Another exciting area emerging in this field is the concept of Blue Carbon. Narissa Bax, from the Antarctic Seabed Carbon Capture Change project, explained that Blue Carbon is the term for carbon captured by ocean and coastal organisms. Most research in this field focuses on seagrass, marshes, mangroves, or algae, but Narissa’s project attempts to understand the role of deep sea Antarctic organisms in the role of the carbon cycle. Deep sea corals and other organisms take up carbon from the ocean, and eventually become buried in the sediment, thus removing the carbon from circulation for hundreds of years, if not more. While there has been increasing interest in developing opportunities for blue carbon offsets, similar to what exists on land, the field of Blue Carbon is in its infancy. Scientists simply don’t know nearly as much about carbon fluctuations within coastal and ocean ecosystems as they do on land-based systems.

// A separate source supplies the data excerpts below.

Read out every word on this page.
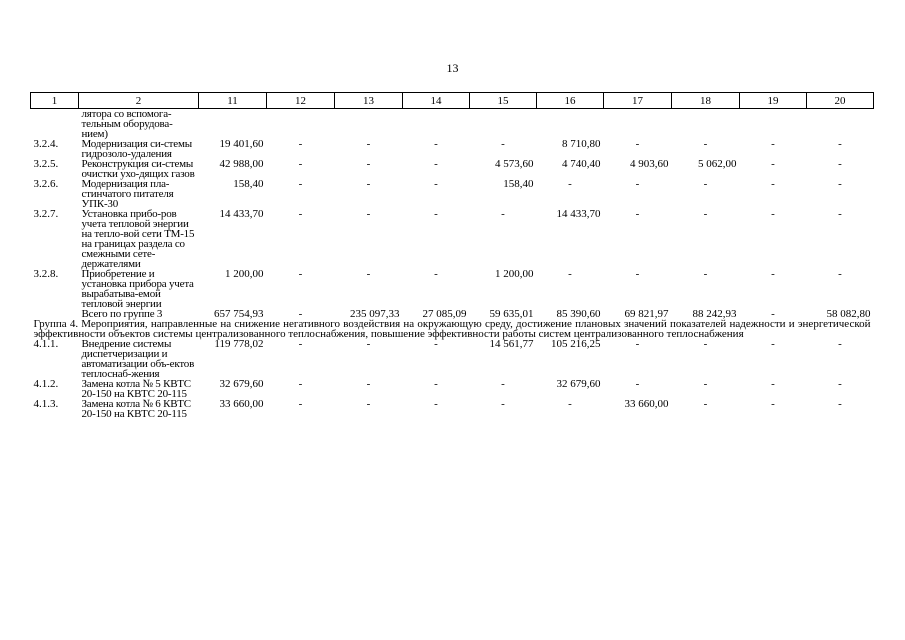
13
1	2	11	12	13	14	15	16	17	18	19	20
	лятора со вспомога-тельным оборудова-нием)										
3.2.4.	Модернизация си-стемы гидрозоло-удаления	19 401,60	-	-	-	-	8 710,80	-	-	-	-
3.2.5.	Реконструкция си-стемы очистки ухо-дящих газов	42 988,00	-	-	-	4 573,60	4 740,40	4 903,60	5 062,00	-	-
3.2.6.	Модернизация пла-стинчатого питателя УПК-30	158,40	-	-	-	158,40	-	-	-	-	-
3.2.7.	Установка прибо-ров учета тепловой энергии на тепло-вой сети ТМ-15 на границах раздела со смежными сете-держателями	14 433,70	-	-	-	-	14 433,70	-	-	-	-
3.2.8.	Приобретение и установка прибора учета вырабатыва-емой тепловой энергии	1 200,00	-	-	-	1 200,00	-	-	-	-	-
	Всего по группе 3	657 754,93	-	235 097,33	27 085,09	59 635,01	85 390,60	69 821,97	88 242,93	-	58 082,80
Группа 4. Мероприятия, направленные на снижение негативного воздействия на окружающую среду, достижение плановых значений показателей надежности и энергетической эффективности объектов системы централизованного теплоснабжения, повышение эффективности работы систем централизованного теплоснабжения											
4.1.1.	Внедрение системы диспетчеризации и автоматизации объ-ектов теплоснаб-жения	119 778,02	-	-	-	14 561,77	105 216,25	-	-	-	-
4.1.2.	Замена котла № 5 КВТС 20-150 на КВТС 20-115	32 679,60	-	-	-	-	32 679,60	-	-	-	-
4.1.3.	Замена котла № 6 КВТС 20-150 на КВТС 20-115	33 660,00	-	-	-	-	-	33 660,00	-	-	-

The promise of Blue Carbon, however, is vast; salt marshes reportedly have a carbon-capturing potential 10 times greater than that of undisturbed Amazonian rainforests. Carbon captured in sediments, both coastally and in deep sea Antarctic waters, may remain stored for much longer than on land, because ocean sediments contain much less oxygen than soil on land. And finally, just like on land, the co-benefits to blue carbon capture are many. Just as planting trees can stabilise and enrich soils, protecting mangroves provides shoreline protection and habitat for food fish. ■
This article is part of a series featuring early career researchers; scientists in the beginning phase of their careers.